(Sobre su primera novela) “Hasta el momento en que empecé a redactar esa novela no había escrito yo más que cartas, y no muchas por cierto. Jamás había tomado a la letra una determinada impresión, una anécdota. La concepción de un libro planeado al detalle era algo completamente ajeno a mis posibilidades mentales en el momento en que me senté a escribir; la ambición de convertirme en autor jamás había salido a colación entre las graciosas existencias imaginarias que a veces uno se crea con agrado, sobre todo en esos momentos de calma y de inmovilidad que favorecen la ensoñación: sin embargo, está claro como la luz del sol que desde el momento en que empecé a ennegrecer la primera página del manuscrito de La locura de Almayer (página que contendría unas doscientas palabras, la misma proporción de palabras por página que ha seguido conmigo a lo largo de los quince años que llevo dedicado a la vida de la escritura), desde el momento mismo en que, con la simpleza propia de mi corazón y la pasmosa ignorancia de mi mente, escribí aquella página, la suerte estuvo echada.
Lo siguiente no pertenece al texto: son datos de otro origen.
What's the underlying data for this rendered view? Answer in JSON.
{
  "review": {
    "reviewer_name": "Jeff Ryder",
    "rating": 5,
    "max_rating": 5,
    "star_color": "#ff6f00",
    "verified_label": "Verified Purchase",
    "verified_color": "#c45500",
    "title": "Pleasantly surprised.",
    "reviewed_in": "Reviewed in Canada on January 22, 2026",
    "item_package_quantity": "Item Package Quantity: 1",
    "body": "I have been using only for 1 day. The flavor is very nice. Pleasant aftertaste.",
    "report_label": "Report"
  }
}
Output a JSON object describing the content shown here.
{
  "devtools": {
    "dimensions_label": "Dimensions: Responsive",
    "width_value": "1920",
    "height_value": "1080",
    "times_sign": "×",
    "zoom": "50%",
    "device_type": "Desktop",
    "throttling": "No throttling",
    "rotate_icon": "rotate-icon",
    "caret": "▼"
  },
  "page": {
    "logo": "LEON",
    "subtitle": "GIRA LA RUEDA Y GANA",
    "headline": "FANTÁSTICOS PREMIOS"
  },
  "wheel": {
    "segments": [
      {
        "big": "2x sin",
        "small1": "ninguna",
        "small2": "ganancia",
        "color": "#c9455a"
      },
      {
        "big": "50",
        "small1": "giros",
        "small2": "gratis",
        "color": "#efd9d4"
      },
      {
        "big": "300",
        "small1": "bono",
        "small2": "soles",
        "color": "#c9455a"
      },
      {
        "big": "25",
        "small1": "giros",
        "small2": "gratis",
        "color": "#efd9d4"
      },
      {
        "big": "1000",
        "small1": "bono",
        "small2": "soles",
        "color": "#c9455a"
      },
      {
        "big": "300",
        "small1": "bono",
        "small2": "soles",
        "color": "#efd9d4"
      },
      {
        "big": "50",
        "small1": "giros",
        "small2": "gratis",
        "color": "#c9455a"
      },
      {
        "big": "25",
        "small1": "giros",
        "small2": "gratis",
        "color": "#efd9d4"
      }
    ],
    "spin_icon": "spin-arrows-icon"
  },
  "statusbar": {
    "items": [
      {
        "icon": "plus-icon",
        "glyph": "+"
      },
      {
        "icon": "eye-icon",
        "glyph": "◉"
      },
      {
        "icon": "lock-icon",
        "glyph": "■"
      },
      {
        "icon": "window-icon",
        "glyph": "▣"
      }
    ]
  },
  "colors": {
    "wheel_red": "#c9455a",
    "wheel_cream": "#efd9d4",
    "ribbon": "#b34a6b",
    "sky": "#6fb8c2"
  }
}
Jamás vadeo nadie el Rubicón tan a ciegas como yo, sin invocar a los dioses, sin temor a los hombres”.
“Lo único que sé es que a lo largo de veinte meses, rechazando las comunes alegrías que nos da la tierra incluso a los más humildes mortales, al igual que el profeta de antaño, “había luchado a brazo partido con el señor” (Jacob) en aras de mi creación, de los entrantes y salientes de la costa, de las nieblas del golfo Plácido, de la luz que destella sobre la nieve, de las nubes del cielo y del aliento de la vida que era menester insuflar en hombres y mujeres por igual, latinos y sajones, judíos y gentiles. Puede que éstas resulten palabras fuertes en exceso, pero de otra manera sería muy difícil caracterizar la intimidad y la dura pugna de un esfuerzo creativo en el que la mente, la conciencia y la voluntad han de empeñarse a fondo, hora tras hora, día tras día, apartadas del mundo y con absoluta y rigurosa exclusión de todo aquello que hace la vida algo adorable y placentero, algo cuyo único paralelismo material solamente puede encontrarse en el eterno y sombrío esfuerzo que entraña el paso en invierno y con rumbo oeste del Cabo de Hornos. Y es que también ése es un combate que sostienen los hombres contra el poder de su Creador, aislados por completo del mundo, sin la amenidad y los consuelos que nos da la vida, sumidos, en fin, en una lucha solitaria y librada con la convicción de la propia pequeñez, no por ninguna recompensa que pudiera resultar adecuada, sino por la mera hazaña que supone ganar una determinada longitud”.
Fuente: Conrad, Joseph, Crónica personal, Alba editorial, Madrid, 1998.